Getting from here to there
When it comes to buying a uranium miner there are a few different ways to go. There's giant, diversified miners like Rio Tinto, but Rio only gets around 1% of its net earnings from the nuclear fuel, so it's not a good option for getting exposure to uranium mining. Then there are names like Cameco, which is totally focused on uranium mining, processing, and trading. It's not alone in the space, but it is easily the largest pure-play uranium miner.
To put a number on that, Cameco's market cap is $3.75 billion. Its pure-play peers include Uranium Energy Corp. and Energy Fuels Inc, with market caps of $220 million and $130 million, respectively. These tiny players simply don't have the same scale or reach as Cameco. And then there's $300 million market cap Denison Mines (NYSEMKT:DNN), which is building a uranium mine, but doesn't actually have a mine in operation today. So if you are looking for a direct way to play uranium, Cameco is the cleanest option.
It's also the strongest financially, which is important today. Denison Mines is burning through cash as it builds its Wheeler River project. Since the mine isn't expected to be up and running until 2025, the red ink will likely last a long time yet. Energy Fuels, meanwhile, has made money only once in the past decade. Uranium Energy has lost money every year over that span. That's a troubling trend given that uranium spot prices were much higher a few years ago then they are today.
While Cameco's earnings dipped into the red in 2016, and look likely to do so again in 2017, it remained in the black between 2007 and 2015. That's largely because it makes use of long-term contracts that allow it to charge higher than spot prices for the uranium it sells, protecting it, somewhat, from the commodity downturn. Those contracts will only last so long, but it has an important buffer against low uranium prices. Its efforts to adjust to the changing uranium market, including the costs of shutting mines, have been a driving force in the losses it has recently experienced.
But that's an issue of preparing for the worst-case scenario. When the uranium market finally turns higher again, Cameco will be ready to take advantage of the upturn. That's partly because it's backed by a rock-solid balance sheet: the company's current ratio, a measure of its ability to pay near-term bills, is an impressive 5.4 times. And long-term debt only makes up around 25% of the capital structure.
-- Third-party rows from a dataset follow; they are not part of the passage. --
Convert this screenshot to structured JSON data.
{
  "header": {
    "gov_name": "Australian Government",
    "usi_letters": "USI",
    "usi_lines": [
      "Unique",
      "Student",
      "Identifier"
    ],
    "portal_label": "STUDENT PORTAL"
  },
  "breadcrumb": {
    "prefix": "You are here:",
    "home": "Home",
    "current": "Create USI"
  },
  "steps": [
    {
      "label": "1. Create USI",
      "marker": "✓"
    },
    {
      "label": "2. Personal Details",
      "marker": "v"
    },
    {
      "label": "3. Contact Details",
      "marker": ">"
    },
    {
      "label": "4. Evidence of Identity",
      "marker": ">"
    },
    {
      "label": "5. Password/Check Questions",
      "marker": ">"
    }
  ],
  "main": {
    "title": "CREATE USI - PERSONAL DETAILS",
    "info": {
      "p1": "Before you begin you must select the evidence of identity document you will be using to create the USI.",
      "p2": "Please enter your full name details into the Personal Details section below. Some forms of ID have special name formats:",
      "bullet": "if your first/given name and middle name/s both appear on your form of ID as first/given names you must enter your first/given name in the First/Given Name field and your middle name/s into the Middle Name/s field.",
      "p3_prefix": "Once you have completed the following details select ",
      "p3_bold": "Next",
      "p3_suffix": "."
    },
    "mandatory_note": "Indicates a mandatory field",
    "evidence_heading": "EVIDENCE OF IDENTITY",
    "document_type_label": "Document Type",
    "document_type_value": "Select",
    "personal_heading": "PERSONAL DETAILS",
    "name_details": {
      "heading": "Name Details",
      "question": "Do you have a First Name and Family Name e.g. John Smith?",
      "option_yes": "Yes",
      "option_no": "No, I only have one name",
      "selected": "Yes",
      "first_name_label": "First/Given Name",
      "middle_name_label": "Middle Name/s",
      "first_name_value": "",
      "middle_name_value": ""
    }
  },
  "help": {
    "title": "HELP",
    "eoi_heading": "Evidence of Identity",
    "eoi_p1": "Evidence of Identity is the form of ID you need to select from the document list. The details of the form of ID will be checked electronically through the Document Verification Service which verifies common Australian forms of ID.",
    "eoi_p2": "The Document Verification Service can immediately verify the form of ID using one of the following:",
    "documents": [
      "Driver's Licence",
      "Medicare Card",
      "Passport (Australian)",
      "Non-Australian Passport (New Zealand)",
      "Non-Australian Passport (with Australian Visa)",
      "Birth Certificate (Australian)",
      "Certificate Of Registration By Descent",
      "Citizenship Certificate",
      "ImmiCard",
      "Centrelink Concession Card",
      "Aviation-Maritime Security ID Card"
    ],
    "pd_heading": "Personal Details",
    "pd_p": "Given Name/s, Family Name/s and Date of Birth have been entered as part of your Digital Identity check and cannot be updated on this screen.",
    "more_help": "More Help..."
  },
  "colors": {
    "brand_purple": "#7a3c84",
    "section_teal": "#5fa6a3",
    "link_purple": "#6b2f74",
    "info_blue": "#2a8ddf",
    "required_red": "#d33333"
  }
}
Financially speaking, Cameco is well prepared for bad times, and ready to bring production back online when things start to look up again.
Only one option
You could buy a smaller miner than Cameco that struggled to turn a profit even when uranium prices were higher, or one that's burning cash to build its first mine. But those are unnecessary risks taking. And owning shares in a giant diversified miner like Rio Tinto doesn't provide material exposure to uranium. The combination of focus, financial strength, and business model really make Cameco the best option for investing in the troubled uranium market today, assuming that you have the stomach to wait for the next industry upturn -- which is hard to predict, even though new nuclear power plants are being built and giants like Cameco are taking the steps (like cutting production) to help get supply and demand back in balance.